BECAUSE WE DEPEND UPON OUR INTELLECTUAL PROPERTY RIGHTS, OUR INABILITY TO
PROTECT THOSE RIGHTS COULD NEGATIVELY IMPACT OUR ABILITY TO COMPETE IN THE
SPORTS ENTERTAINMENT MARKET.
Our inability to protect our large portfolio of trademarks, service marks,
copyrighted material and characters, trade names and other intellectual property
rights could negatively impact our ability to compete.
Other parties may infringe on our intellectual property rights and may
thereby dilute our brand in the marketplace. Infringement of our intellectual
property rights would also likely result in a commitment of time and resources
to protect these rights. We have engaged, and continue to engage, in litigation
with parties that claim or misuse some of our intellectual property. We are
involved in significant pending lawsuits relating primarily to the ownership of
copyrights of some of the characters featured in our live and televised events
and our home videos. Similarly, we may infringe on others' intellectual property
rights.
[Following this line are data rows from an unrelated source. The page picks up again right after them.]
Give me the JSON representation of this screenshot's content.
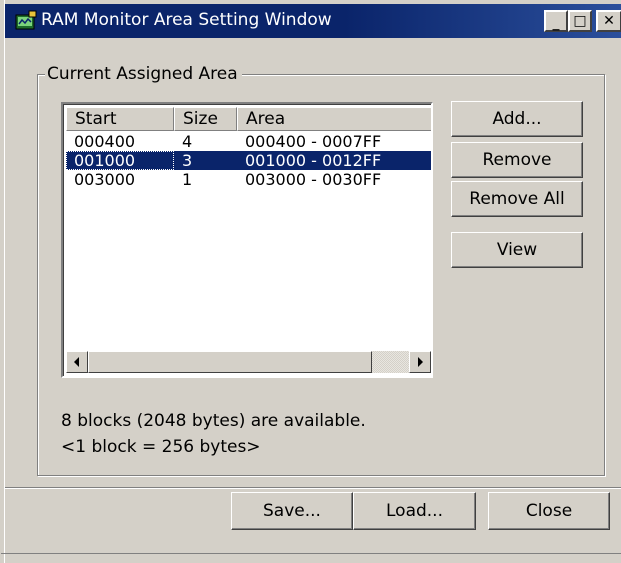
{
  "window": {
    "title": "RAM Monitor Area Setting Window",
    "minimize_glyph": "_",
    "maximize_glyph": "□",
    "close_glyph": "✕"
  },
  "group": {
    "label": "Current Assigned Area"
  },
  "list": {
    "columns": [
      "Start",
      "Size",
      "Area"
    ],
    "rows": [
      {
        "start": "000400",
        "size": "4",
        "area": "000400 - 0007FF",
        "selected": false
      },
      {
        "start": "001000",
        "size": "3",
        "area": "001000 - 0012FF",
        "selected": true
      },
      {
        "start": "003000",
        "size": "1",
        "area": "003000 - 0030FF",
        "selected": false
      }
    ]
  },
  "side_buttons": {
    "add": "Add...",
    "remove": "Remove",
    "remove_all": "Remove All",
    "view": "View"
  },
  "info": {
    "available": "8 blocks (2048 bytes) are available.",
    "block_size": "<1 block = 256 bytes>"
  },
  "bottom_buttons": {
    "save": "Save...",
    "load": "Load...",
    "close": "Close"
  },
  "colors": {
    "title_bar": "#0a246a",
    "selection": "#0a246a",
    "face": "#d4d0c8"
  },
  "icons": {
    "app": "ram-monitor-app-icon",
    "scroll_left": "arrow-left-icon",
    "scroll_right": "arrow-right-icon"
  }
}
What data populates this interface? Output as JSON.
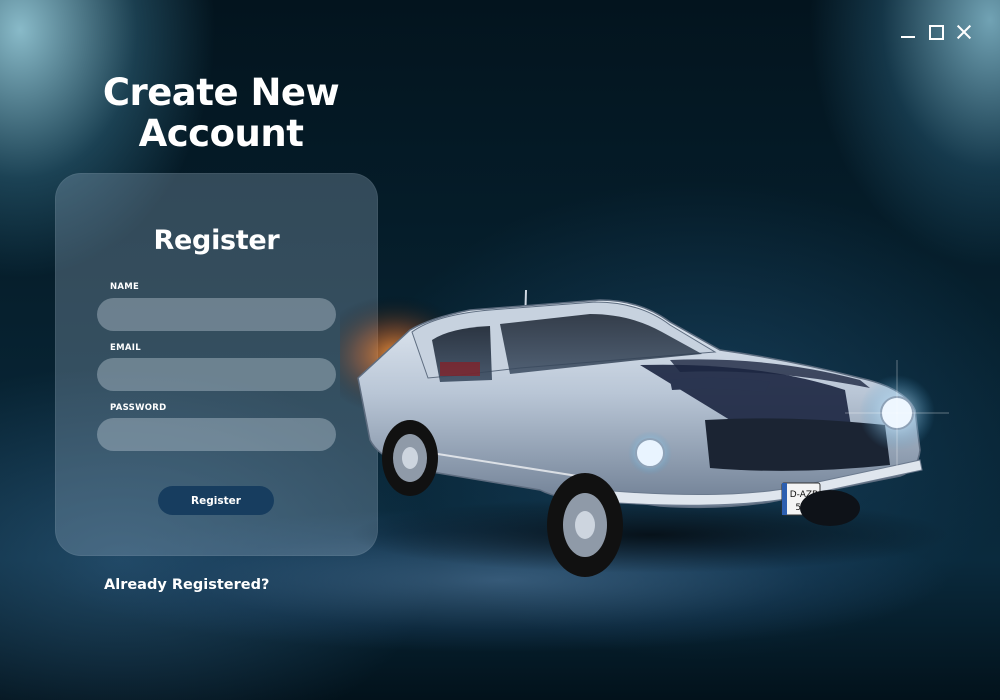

One or more adverse judgments with respect to these intellectual
property rights could negatively affect our ability to compete.
We have the right to use the initials "WWF" as a servicemark and trademark
for our sports entertainment services. In 1994, we entered into an agreement
with an unaffiliated third party, WWF - World Wide Fund for Nature, a non-profit
environmental conservation organization, that sets forth limitations with
respect to our use of these initials domestically and internationally. This
agreement did permit our use of the then-current World Wrestling Federation
logos anywhere in the world. Our current World Wrestling Federation logo
contains the initials "WWF" in a highly-stylized way that we believe is a
separate and independently recognized commercial impression. While we believe
that the logo is not restricted by the agreement, the World Wide Fund for Nature
has initiated litigation seeking injunctive relief and damages for alleged
breaches of the agreement. The World Wide Fund for Nature has also claimed that
the 1994 agreement precludes us from using the block letters "WWF" in our
internet domain names, and is seeking an order directing that our domain names
containing the "WWF" letters be transferred to it. Any determination further
limiting our use of those initials or our logo could have a material adverse
effect on our brand recognition and our ability to compete.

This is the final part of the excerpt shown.